Rather than focusing on the conflict, Hezbollah is looking internally with a greater focus on its constituents and ensuring that they are taken care of after over a year of war – in particular by giving out $12,000 to $14,000 in cash until reconstruction begins.
They are also looking to put a stop to the talk by its political opponents who view the party as being weakened and that now is the time to disarm them.

According to Blanford, the more Hezbollah’s political opponents talk about trying to “knock them down a peg or two to weaken them,” the more Lebanon’s Shia back the party.
“There’s kind of a collective sense in the Shia community that when the other communities are ganging up on them as they see it, they feel that the other communities want to push the Shia back into being third-class citizens like they were in the first two, three decades after independence,” he said. “This brings them immediately back to Hezbollah. They all jump into the sectarian trench of Hezbollah.”
The support by the broader Shia community in Lebanon was clear during the funeral and not just by the large turnout.
At several points during the funeral, four Israeli jets flew low over the funeral in a V formation as part of an intimidation tactic. Attendees immediately responded by shouting their support for Hezbollah and Nasrallah. Not only did Israel fail to scare people into not supporting Hezbollah, but it only helped to further solidify the backing the group has long enjoyed.
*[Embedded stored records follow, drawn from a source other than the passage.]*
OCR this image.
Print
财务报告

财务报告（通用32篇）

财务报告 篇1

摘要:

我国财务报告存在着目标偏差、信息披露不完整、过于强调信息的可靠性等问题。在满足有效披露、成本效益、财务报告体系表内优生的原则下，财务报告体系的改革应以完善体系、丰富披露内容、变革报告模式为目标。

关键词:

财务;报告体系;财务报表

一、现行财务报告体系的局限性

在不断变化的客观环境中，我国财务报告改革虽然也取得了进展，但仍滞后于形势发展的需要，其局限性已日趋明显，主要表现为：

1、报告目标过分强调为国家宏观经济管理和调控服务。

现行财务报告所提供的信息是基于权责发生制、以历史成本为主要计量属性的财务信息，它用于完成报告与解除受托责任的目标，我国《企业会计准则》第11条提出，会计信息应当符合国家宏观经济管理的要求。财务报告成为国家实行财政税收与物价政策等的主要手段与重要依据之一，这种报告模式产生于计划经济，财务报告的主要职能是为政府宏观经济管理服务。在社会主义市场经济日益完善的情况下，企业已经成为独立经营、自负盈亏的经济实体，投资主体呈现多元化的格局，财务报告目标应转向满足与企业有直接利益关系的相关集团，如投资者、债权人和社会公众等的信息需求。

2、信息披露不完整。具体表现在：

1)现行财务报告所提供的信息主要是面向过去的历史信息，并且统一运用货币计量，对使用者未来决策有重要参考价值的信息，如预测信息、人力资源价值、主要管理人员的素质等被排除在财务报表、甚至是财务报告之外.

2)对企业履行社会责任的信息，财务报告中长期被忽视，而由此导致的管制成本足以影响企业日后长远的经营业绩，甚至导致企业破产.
Between the Israeli flyovers and the continued presence of the Israeli military in five strategic locations in south Lebanon, despite the date for the Israeli military to withdraw coming and going on Feb. 18, it only serves to ensure continued unwavering support of Hezbollah.
“We committed ourselves [to the ceasefire], but Israel did not commit itself, and Israel will not commit itself. We were patient to allow Israel to withdraw through agreement and diplomacy, and we did not violate [the ceasefire] so as not to be equal to them,” Hezbollah Secretary-General Sheikh Naim Kassem said during his speech given by video link at his predecessor’s funeral. “Today, after the deadline for the Israeli withdrawal has ended, we are no longer facing Israeli violations. We are now facing occupation and aggression.”
This idea of resistance to Israeli occupation is something that the Lebanese Shia can support without much convincing. It was this very thing that helped Hezbollah to garner so much support in the 1980s and 1990s during the initial Israeli occupation of south Lebanon.

Nasrallah’s death served as a major loss for Hezbollah and Lebanon’s Shia at large. However, his funeral proved that Hezbollah still enjoys significant support despite recent developments and that his words, which resonated so deeply with so many people over the last 30 years, will continue to echo long after he was buried.